The requirement of urgency would be easily met, since if the process were to be stopped in its tracks, it had to be done either on the date of the hearing of the application or at the latest within the next few days. The question of necessity would also be satisfied, in that the only way to avoid the waste of public and private resources would be to suspend the running of time for the OFT’s investigation. Otherwise, the OFT would have to continue its process and, assuming that it decided to refer the matter, the CC would have no option but to begin its own investigation. The objective of avoiding the waste of public resources and unnecessary duplication would in the instant case be properly regarded as a protection of the public interest (see [65]-[67] of the judgment).

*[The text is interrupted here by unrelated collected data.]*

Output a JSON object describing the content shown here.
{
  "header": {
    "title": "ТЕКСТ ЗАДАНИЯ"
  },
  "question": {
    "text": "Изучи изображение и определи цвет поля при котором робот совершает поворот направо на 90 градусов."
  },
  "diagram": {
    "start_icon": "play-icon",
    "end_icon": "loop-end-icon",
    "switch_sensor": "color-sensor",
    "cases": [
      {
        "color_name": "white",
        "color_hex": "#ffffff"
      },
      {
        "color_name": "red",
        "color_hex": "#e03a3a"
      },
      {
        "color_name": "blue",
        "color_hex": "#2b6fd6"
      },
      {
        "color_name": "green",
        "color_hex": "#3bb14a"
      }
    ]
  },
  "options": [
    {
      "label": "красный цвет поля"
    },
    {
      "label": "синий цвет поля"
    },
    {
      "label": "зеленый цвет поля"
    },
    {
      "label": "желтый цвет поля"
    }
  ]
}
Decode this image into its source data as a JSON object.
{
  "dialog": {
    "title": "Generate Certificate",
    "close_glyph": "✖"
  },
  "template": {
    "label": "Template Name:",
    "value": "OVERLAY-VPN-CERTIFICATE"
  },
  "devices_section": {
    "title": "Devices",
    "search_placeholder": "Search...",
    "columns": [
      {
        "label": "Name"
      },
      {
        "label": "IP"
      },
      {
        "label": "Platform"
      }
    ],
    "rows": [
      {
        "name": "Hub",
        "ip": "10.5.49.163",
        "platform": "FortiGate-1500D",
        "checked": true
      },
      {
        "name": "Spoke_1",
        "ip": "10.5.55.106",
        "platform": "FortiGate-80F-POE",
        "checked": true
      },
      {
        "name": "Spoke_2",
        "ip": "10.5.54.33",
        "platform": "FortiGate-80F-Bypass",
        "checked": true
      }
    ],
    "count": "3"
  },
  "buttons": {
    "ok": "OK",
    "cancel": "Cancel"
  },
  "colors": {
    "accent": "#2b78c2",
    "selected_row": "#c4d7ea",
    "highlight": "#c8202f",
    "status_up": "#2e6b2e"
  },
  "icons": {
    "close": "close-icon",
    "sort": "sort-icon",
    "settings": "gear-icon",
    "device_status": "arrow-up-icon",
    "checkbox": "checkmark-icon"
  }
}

It would be appropriate to make the direction sought (see [69] of the judgment). YD (Turkey) v Secretary of State for the Home Department [2006] All ER (D) 107 (Feb) distinguished.

Regarding the terms of the order, sufficient and adequate protection could be given to Aer Lingus by the preservation in the order sought by Ryanair of the OFT’s powers to act. To give greater protection to Aer Lingus would go considerably further than was justified by the need to ensure that protection was available for it against inappropriate advantage being taken by Ryanair of the delay during the period while the investigation would be in abeyance of the proposed order (see [73] of the judgment). The order would be granted in the terms sought (see [8] of the judgment).

Lord Pannick QC and Brian Kennelly (instructed by Covington & Burling) for Ryanair; Daniel Beard QC and Julian Gregory (instructed by the general counsel, Office of Fair Trading) for the OFT; James Flynn QC, Kelyn Bacon and Daniel Piccinin (instructed by Cadwalader Wickersham & Taft and Linklaters) for Aer Lingus Group Plc.